Erich Cushey came to work early Friday to find a section of Henderson Avenue in front of his Canton Township business flooded.
“Our entire lot was underwater,” said Cushey, co-owner of Curtis Pharmacy. There was “about a foot” of water inside the store, he added.
Chartiers Creek, which runs behind the pharmacy, was one of a number of streams that overflowed their banks and flooded roads amid heavy rainfall overnight.
The rain came on the heels of a drastic shift in temperatures from the single digits early in the week to a balmy 60 degrees, which melted the coating of snow that had been on the ground.
Freezing rain and snow was expected as the temperature plummeted again to subfreezing later Friday.
Jeff Yates, Washington County director of public safety, said by mid-morning Friday there had been more than 100 reports of basement flooding, “but as near as we can tell, nobody with first-floor flooding.”
Yates said he knew of three instances of firefighters assisting people in getting out of their waterlogged vehicles.
The state Department of Transportation updated its list of closed roads – including numerous ones throughout Washington and Greene counties – several times Friday.
“The key thing is be safe,” said Valerie Petersen, spokeswoman for PennDOT District 12. “If you don’t need to drive, don’t do it.”
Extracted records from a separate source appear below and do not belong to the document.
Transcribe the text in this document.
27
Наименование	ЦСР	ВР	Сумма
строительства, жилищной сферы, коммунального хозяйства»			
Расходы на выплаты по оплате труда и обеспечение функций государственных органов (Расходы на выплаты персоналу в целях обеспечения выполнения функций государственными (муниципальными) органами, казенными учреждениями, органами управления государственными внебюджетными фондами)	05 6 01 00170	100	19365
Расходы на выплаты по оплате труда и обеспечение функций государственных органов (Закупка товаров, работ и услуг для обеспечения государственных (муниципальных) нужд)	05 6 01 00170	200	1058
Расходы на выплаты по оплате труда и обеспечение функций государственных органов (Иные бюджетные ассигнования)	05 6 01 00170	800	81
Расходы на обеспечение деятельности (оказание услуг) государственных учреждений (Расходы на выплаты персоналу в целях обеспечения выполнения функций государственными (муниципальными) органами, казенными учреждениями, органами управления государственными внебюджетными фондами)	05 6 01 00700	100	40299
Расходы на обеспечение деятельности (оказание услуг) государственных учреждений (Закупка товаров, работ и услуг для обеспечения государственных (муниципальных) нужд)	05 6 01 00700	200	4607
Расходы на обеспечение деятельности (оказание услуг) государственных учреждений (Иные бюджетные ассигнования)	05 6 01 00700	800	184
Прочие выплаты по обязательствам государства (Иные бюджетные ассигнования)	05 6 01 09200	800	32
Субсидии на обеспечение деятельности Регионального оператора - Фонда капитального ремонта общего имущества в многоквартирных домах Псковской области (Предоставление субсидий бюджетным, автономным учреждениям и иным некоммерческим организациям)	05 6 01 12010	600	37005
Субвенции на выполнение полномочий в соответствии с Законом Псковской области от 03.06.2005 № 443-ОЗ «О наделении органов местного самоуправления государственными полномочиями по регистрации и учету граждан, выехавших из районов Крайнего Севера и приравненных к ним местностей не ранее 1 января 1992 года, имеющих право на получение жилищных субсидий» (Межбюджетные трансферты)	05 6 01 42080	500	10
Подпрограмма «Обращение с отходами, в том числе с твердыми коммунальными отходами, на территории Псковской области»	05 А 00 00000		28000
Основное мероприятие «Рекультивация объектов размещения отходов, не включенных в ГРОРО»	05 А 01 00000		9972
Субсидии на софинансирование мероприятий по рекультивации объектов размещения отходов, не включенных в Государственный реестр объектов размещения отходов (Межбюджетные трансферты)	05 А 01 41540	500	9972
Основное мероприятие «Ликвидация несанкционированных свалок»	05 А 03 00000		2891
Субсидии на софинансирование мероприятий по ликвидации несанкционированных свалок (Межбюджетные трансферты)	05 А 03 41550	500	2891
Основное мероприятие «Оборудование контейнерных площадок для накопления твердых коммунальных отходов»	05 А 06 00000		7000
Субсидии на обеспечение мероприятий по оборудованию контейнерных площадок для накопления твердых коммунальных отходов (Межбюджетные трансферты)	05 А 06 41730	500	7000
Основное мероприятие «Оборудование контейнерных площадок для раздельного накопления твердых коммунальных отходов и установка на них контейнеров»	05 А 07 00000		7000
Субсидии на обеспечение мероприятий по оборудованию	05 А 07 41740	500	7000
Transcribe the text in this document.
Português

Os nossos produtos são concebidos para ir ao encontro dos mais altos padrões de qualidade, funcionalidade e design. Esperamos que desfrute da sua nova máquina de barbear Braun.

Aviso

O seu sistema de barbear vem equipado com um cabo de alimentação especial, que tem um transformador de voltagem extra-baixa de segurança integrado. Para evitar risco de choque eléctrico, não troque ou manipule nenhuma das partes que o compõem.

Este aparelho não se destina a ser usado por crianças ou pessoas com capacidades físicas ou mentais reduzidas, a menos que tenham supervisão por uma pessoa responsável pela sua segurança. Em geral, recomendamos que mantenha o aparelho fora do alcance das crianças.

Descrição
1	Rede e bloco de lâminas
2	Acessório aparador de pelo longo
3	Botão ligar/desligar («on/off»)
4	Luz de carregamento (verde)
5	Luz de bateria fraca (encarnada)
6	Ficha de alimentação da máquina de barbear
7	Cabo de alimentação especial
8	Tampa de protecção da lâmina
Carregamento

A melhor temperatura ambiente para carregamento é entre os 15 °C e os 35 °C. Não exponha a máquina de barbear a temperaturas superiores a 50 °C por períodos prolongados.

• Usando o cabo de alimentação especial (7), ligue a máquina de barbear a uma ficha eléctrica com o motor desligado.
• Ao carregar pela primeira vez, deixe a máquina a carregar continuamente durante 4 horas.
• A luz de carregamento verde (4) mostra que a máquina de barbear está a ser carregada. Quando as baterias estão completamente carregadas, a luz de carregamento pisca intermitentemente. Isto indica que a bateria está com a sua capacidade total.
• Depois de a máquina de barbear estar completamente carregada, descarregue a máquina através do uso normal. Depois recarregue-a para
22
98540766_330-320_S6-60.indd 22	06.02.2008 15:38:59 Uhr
Closures in western Greene County included Route 21 and Route 18, the two main highways.
No one had to be evacuated. Some people probably did have water in their homes and left on their own volition, said Greg Leathers, director of the county’s emergency management agency.
“Now, everything is out west, but eventually it will move east,” Leathers said around midday.
Some flooding had already been noticed in the Waynesburg area. Several mobile homes in a low area off Route 21 east of West Waynesburg were flooded, Leathers said.
Water also flooded Waynesburg University’s football stadium on Waynesburg’s south side.
Center Township Volunteer Fire Co. was called early Friday to help people from three vehicles that had attempted to drive through high water on Route 21 in Center Township about two miles north of the Route 21 and Route 18 split.
Lt. Casey Cooke said the department received the first call about 5:30 a.m. He was at the scene later that morning when the third vehicle made the attempt in the same location and failed.
“We were sitting in the fire truck with the red lights on and they went right past,” he said. “I’ve seen (public service announcements) warning people not to drive through water.”
Pictures circulating on Facebook showed a school bus in high water at the intersection of routes 18 and 21. No one was in the bus, Cooke said. The bus had been parked there by the bus company with an advertisement on it seeking drivers.
Several area school districts canceled classes and others that called for early dismissals.
At Mingo Creek County Park, the scene of significant flooding over the summer, “We have no major damage to report, luckily,” said Lisa Cessna, executive director of the Washington County Planning Commission, which oversees parks. “We closed the main road through Mingo Park (Friday) morning about 7 a.m. not knowing how much the water was going to go up. “
The road was cleared and reopened at 10:30 a.m., with mud to be removed from shelters and the bicycle path.
The National Weather Service in Pittsburgh was not forecasting any flooding on the Monongahela River at the U.S. Army Corps of Engineers’ Locks and Dam No. 4 in Charleroi. The service expected the river to crest there at 24.5 feet at about 4 p.m. today, 3.5 feet below flood stage.
In Washington, an oil slick from the former Salsberry Bump Shop property on Donnan Avenue percolated during the storm, which warranted a look by the Washington County Redevelopment Authority.
William McGowen, executive director of the authority, said the slick was caused by “leaching leftover gasoline that’s been in the soil for years and years. I don’t think it’s a big deal.”
Civil and Environmental Consultants Inc. of Pittsburgh checked the site, which was remediated last year.
By mid-morning, Cushey was in mud boots and working with a small crew that also included his wife, Tina, to clean up their store as the water receded.
“I sent my staff to Claysville,” said Cushey, referring to Curtis’ other location. “The nice thing is we can fill everything out of Claysville.”
A neighboring business seemed unfazed.
“In here, it’s not too bad,” said Tom Rogers, an employee of Interstate Pipe & Supply.
But behind the shop, however, the creek had spilled over its banks and flooded its pipe yard.
“We can’t do anything until it recedes,” Rogers said. He added, “This stuff is made to get wet, so, no, there’s no damage. Just a muddy mess.”
Staff writer Scott Beveridge contributed to this report.